The wireless industry has long argued for looser rules around the deployment of network infrastructure including small cells and has sought to highlight some of the local obstacles providers have encountered in their quest to build out their networks. The latest? A $90,000 fee imposed on Sprint to review six antenna sites in Chicago.

“Sprint already has antennas at those six locations but was adding additional antennas to increase capacity,” the carrier wrote in a filing to the FCC on the matter (PDF). “The project does not involve any ground disturbance. In general, macro cell collocations are exempt from historical review except when the location is in or near a historic district. These six sites are in or near historic districts even though those historic districts are not related to tribal history. Nevertheless, Commission rules require that carriers consult with tribal nations for such minor upgrades with no chance of adversely affecting tribal historic property.”

Sprint’s latest filing on the topic is just one anecdote out of thousands of small cell and antenna deployments around the country just this year.

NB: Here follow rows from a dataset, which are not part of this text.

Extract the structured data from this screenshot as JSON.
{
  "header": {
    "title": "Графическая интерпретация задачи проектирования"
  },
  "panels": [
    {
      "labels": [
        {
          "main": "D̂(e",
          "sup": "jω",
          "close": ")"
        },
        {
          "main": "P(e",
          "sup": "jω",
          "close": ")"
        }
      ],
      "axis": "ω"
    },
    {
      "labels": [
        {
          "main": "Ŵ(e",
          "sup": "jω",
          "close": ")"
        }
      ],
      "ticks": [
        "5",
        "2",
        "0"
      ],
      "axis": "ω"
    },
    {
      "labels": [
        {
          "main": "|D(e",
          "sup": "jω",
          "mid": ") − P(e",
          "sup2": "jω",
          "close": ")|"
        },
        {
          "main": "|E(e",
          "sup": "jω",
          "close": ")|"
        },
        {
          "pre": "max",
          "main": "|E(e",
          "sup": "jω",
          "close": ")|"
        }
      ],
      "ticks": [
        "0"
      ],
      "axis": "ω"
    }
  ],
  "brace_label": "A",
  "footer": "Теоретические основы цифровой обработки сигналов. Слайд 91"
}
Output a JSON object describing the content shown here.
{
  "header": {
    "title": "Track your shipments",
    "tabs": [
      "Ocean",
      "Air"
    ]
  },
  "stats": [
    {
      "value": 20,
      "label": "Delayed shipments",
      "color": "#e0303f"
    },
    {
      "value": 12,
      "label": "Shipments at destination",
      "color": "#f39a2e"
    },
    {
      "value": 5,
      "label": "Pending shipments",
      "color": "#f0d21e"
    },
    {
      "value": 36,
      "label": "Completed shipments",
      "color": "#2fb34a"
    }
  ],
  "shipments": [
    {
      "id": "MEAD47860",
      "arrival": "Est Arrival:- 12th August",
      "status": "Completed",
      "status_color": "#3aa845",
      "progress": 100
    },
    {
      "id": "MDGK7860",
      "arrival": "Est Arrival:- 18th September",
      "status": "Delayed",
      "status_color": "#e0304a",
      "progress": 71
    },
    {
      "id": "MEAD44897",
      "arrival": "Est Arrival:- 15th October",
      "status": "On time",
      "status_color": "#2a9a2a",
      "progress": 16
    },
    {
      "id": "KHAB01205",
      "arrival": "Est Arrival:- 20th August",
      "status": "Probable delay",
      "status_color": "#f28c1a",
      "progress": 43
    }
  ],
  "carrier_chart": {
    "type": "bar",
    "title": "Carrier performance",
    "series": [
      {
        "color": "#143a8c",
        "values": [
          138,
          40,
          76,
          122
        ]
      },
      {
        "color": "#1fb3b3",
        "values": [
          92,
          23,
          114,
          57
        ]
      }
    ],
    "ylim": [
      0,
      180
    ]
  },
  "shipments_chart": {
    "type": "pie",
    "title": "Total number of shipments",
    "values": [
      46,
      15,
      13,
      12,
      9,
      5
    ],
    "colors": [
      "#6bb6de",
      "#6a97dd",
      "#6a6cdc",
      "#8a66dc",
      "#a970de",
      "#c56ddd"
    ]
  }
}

But Sprint is using the fee as a way to highlight the regulations and fees it believes are hindering its attempts to build out and improve its wireless network.

Of course, Sprint isn’t alone on the topic. T-Mobile recently said it has deals to deploy 28,000 small cells “in the short term,” for instance, and tower company Crown Castle said last week it has built out 50,000 small cell nodes so far. But providers across the spectrum have argued that small cell deployments in general have been slowed by lengthy and expensive zoning, siting and deployment processes.

In response, the FCC voted in May to move forward with plans to make it easier for wireless carriers and their partners to deploy small cells in municipalities across the country. The agency approved “an examination of the regulatory impediments” at the state and local levels that can slow the rollout of small cells and other transmitters in an effort to streamline siting and deployment processes.

Further, the FCC’s newest commissioner, Brendan Carr, said recently that FCC Chairman Ajit Pai has appointed him to take the lead on the agency’s wireless infrastructure proceeding, including for small cells.

On the other side, however, are local regulators who want to maintain control over the use of city infrastructure—including street lights and light poles—that might be used for small cell installations.